Before these videos emerged one of Romney's personas did come out of the closet. His name? Mexican Mitt. In a two-minute video Mexican Mitt casts himself as a member of the "Juan percent" out to be the first "Latino President" of the United States. Although Mexican Mitt raps about who he is and what he's all about he appears only in the form of a human shadow. This image suggests that the "Real Romney," Mexican or otherwise, is really the full manifestation of unmeasured and unseen identities in a society brimming with secrets. What's more, Romney's shadow implies that a space exists between lights and shadows, between fiction and reality, and between black and white.
To be sure, the media's focus on Romney's acts of passing is fascinating. And in some ways the accusations make Romney more like President Obama, who has also been accused of passing as an American, a Christian, and as a Harvard Law graduate. Obama is president but not necessarily considered American. Romney is American but not necessarily considered presidential.
In very different ways each politician is showing us how passing works as a form of identification within particular social networks. And Romney's passing is taking things a step beyond race and color -- including verbal and nonverbal symbols such as speech, clothing, hobbies, performances, Facebook posts, physical and social mobility, and many other symbolic exchanges that influence thought and behavior in the interests of identification and social action.

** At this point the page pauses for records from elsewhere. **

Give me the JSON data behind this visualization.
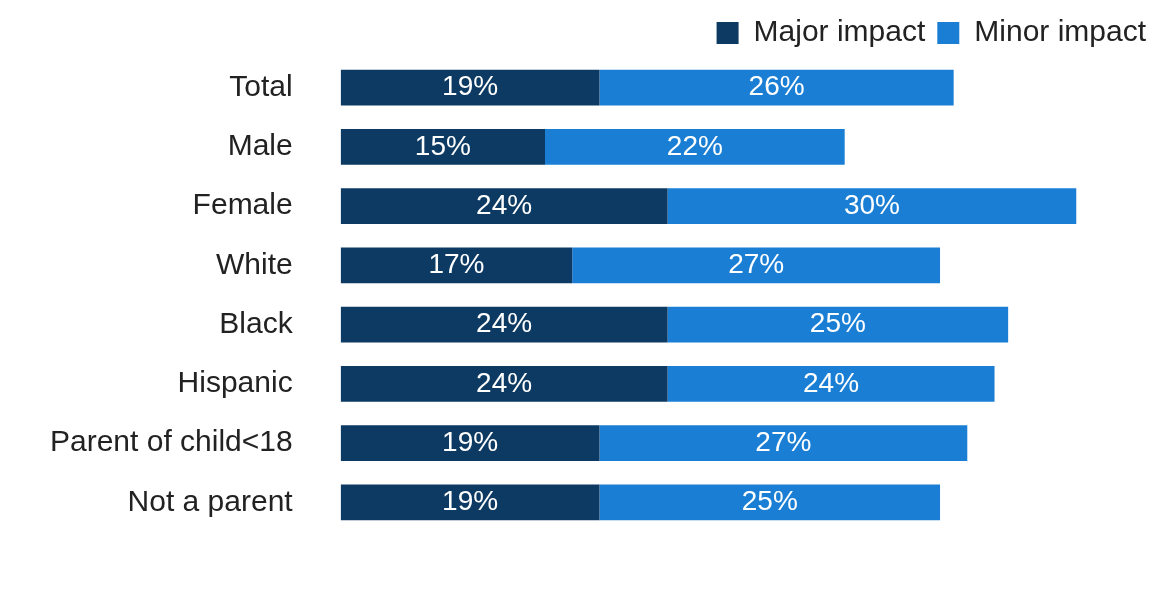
{
  "chart_data": {
    "type": "bar",
    "orientation": "horizontal",
    "stacked": true,
    "categories": [
      "Total",
      "Male",
      "Female",
      "White",
      "Black",
      "Hispanic",
      "Parent of child<18",
      "Not a parent"
    ],
    "series": [
      {
        "name": "Major impact",
        "color": "#0d3a63",
        "values": [
          19,
          15,
          24,
          17,
          24,
          24,
          19,
          19
        ],
        "value_labels": [
          "19%",
          "15%",
          "24%",
          "17%",
          "24%",
          "24%",
          "19%",
          "19%"
        ]
      },
      {
        "name": "Minor impact",
        "color": "#1a7fd4",
        "values": [
          26,
          22,
          30,
          27,
          25,
          24,
          27,
          25
        ],
        "value_labels": [
          "26%",
          "22%",
          "30%",
          "27%",
          "25%",
          "24%",
          "27%",
          "25%"
        ]
      }
    ],
    "tick_labels": "y",
    "legend": "top right"
  }
}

Here's the takeaway. The "Real Mitt Romney," whoever he is and for however long he's with us, reveals that access to reality is sometimes based on fiction rather than fact. He also shows us that identities are understood best in terms of the stories we tell about who we are.
So, even if The Real Mitt Romney is a real life passer he isn't to be considered irrelevant. Rather, he presents a fresh look at passing that privileges different points of view at different points in time. Sometimes what passers say is most relevant, and sometimes it is not. Sometimes what passers' friends and families have to say is more revealing. Sometimes what courts, crowds, and critics say takes precedence. And sometimes what goes without saying says more than everything else.